Выбрать главу

М.М.Громов

Герой Советского Союза,

генерал-полковник, профессор,

почётный президент Федерации тяжёлой атлетики,

заслуженный мастер спорта,

чемпион СССР 1923 года в тяжёлом весе

От автора

Я отдал спорту почти всю свою жизнь. Почти всю свою жизнь я провёл среди

красивых и сильных людей, которые удивляли мир своими физическими возможностями.

За свою жизнь я поднял около 20 миллионов килограммов, провёл в

тяжелоатлетических залах разных городов мира 3000 дней; и всё это может вызвать

иронические улыбки умных и рассудительных людей. Быть может, справедливые улыбки.

Однажды вдруг спрашиваешь себя: а стоило ли? Всё ли было верно или так только

казалось?

Я не могу обижаться на свою жизнь. У меня никогда не было точного

"рассудочного" плана, но события увлекали меня именно туда, куда я хотел. И чем больше

я узнавал о жизни и спорте, который фактически стал моей жизнью, тем больше

убеждался, что многое становится для меня ещё более таинственным.

В бурном потоке спортивных событий прошлое постепенно уходит в забвенье.

Новые килограммы, секунды, метры покоряют любителей спорта.

Больше половины жизни я отдал тяжёлой атлетике. Больше 30 лет постоянных

усилий, нервов — сначала из-за себя, потом из-за своих учеников.

"Трудно писать о себе без тщеславия", — заметил английский философ Юм.

Наверное, это почти невозможно. Если человек берёт карандаш и чистый лист бумаги,

чтобы рассказать о себе, он уверен, что его жизнь будет интересна и поучительна для

других. Иначе он и не стал бы писать.

58 всесоюзных рекордов, 10 мировых, 14-летний "стаж" звания чемпиона СССР,

около 20 стран, где мне пришлось побывать, неоднократные победы команды штангистов

Советского Союза, тренером которой был и я — наверное, это даёт мне некоторое право

взяться за перо.

Эта книга о людях сильных и слабых, о тех, кто участвовал в "большой железной

игре" за последнюю треть века; эта книга о далёких городах и странах, где я был.

Глава 1

Как всё начиналось

"В детстве он был слабым и хилым", — так часто начинают очерки о спортсменах.

Этот приём, иногда не соответствующий правде, стал почти традиционным. Но что

поделаешь, если я действительно родился безнадёжно слабым?

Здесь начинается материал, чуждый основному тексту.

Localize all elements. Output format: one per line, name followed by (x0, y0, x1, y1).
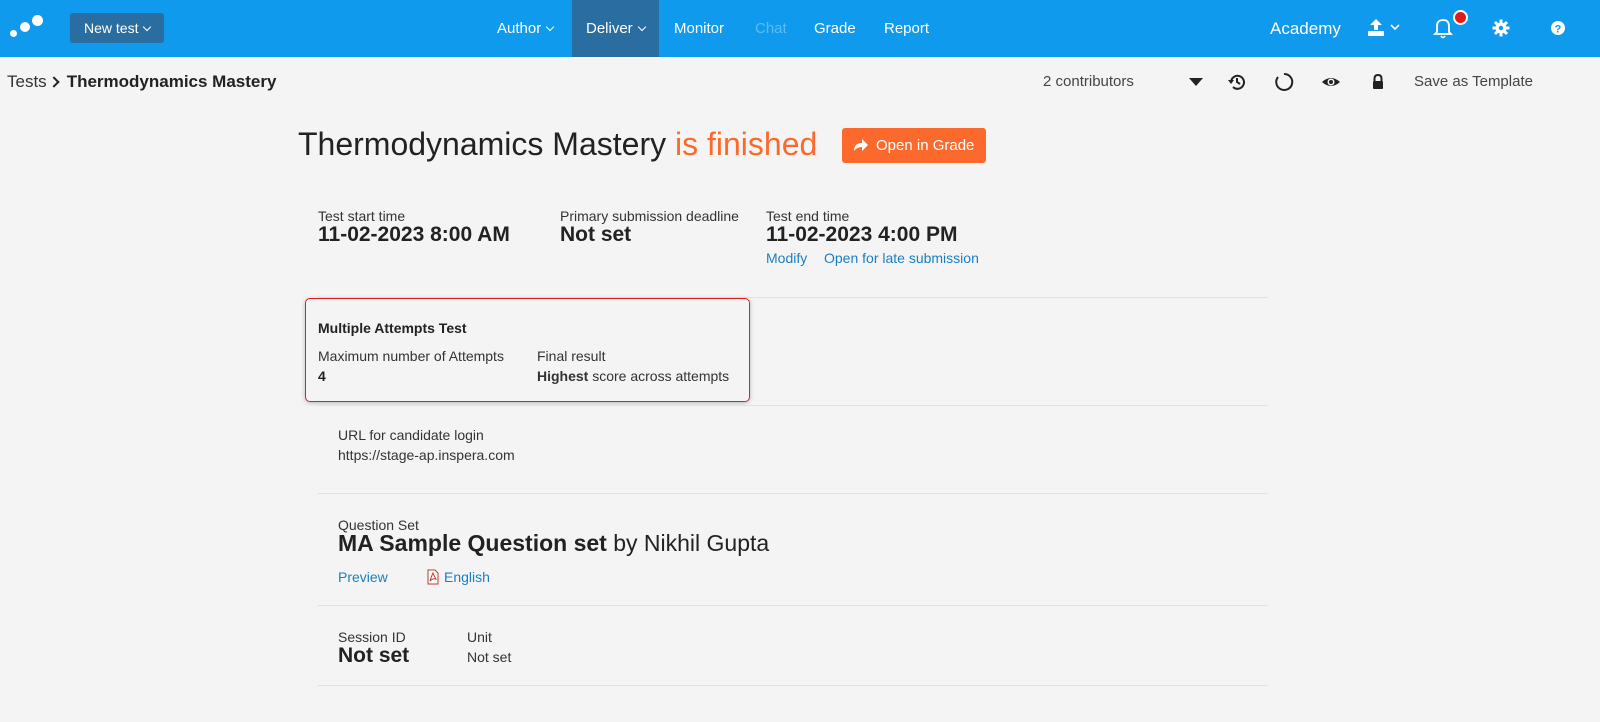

Я был в семье тринадцатым. Мой дед, человек набожный и суеверный, почему-то

считал это число счастливым. На свет я появлялся очень трудно. Мать после этого всё

время болела и меня выходили соседи.

У каждого человека сохранились самые первые детские воспоминания: гроза,

игрушка, снег, небо... Первое, что мне запомнилось — это пожар, стрельба, бегущие люди

и котельная: большое чёрное чудовище с горящим глазом. Возле него тихо и смирно, как

дети, сидели испуганные люди. На их лица падало багровое отражение горящего в топке

угля. Приносили и уносили раненых.

Так прошло несколько дней. Потом я заболел тифом. Когда жар наконец прошёл,

мой дед взял меня на руки. Я осторожно потрогал его белую библейскую бороду. "Гляди-

ка, выжил заморыш... Теперь сто лет жить будешь".

Первые послевоенные революционные годы были периодом, когда новое, ранее

неслыханное, что входило в жизнь народа, существовало наряду со старым, тяжёлым

наследием прошлого.

Киев терроризировали белогвардейские банды, немцы, петлюровцы. Потом налёты

прекратились. В один из дней возле города появились кочующие цыгане с шатрами и

повозками. Они меняли, ворожили, плясали и пели под гитару перед уставшими,

измученными людьми.

Как-то раз моя мать бинтовала ногу цыганке, которую укусила лошадь. Я с

интересом рассматривал её серьги, кольца, потрогал её браслеты — они тихо позванивали.

Вдруг, взяв мою руку и пристально взглянув на мать, цыганка быстро сказала: "Ты

будешь богата, твой сын будет богат — знаменитым артистом станет". Уставшей

многодетной матери, конечно, понравилось такое предсказание.

Только вечером мы заметили, что часы "Павел Буре" — гордость нашего семейства

— исчезли. Но всё равно, уже много лет спустя, когда я стал чемпионом, мы с матерью

всегда вспоминали о цыганке с улыбкой.

Я провёл в Киеве всю жизнь, но он не стал для меня привычным и неинтересным. Я

и сейчас отношусь к нему с каким-то восхищённым удивлением, как в детстве. Быть

может, это потому, что я очень часто расставался с Киевом. Но теперь мне иногда

кажется, что тогда я понимал красоту этого города, его природу больше, чем сейчас.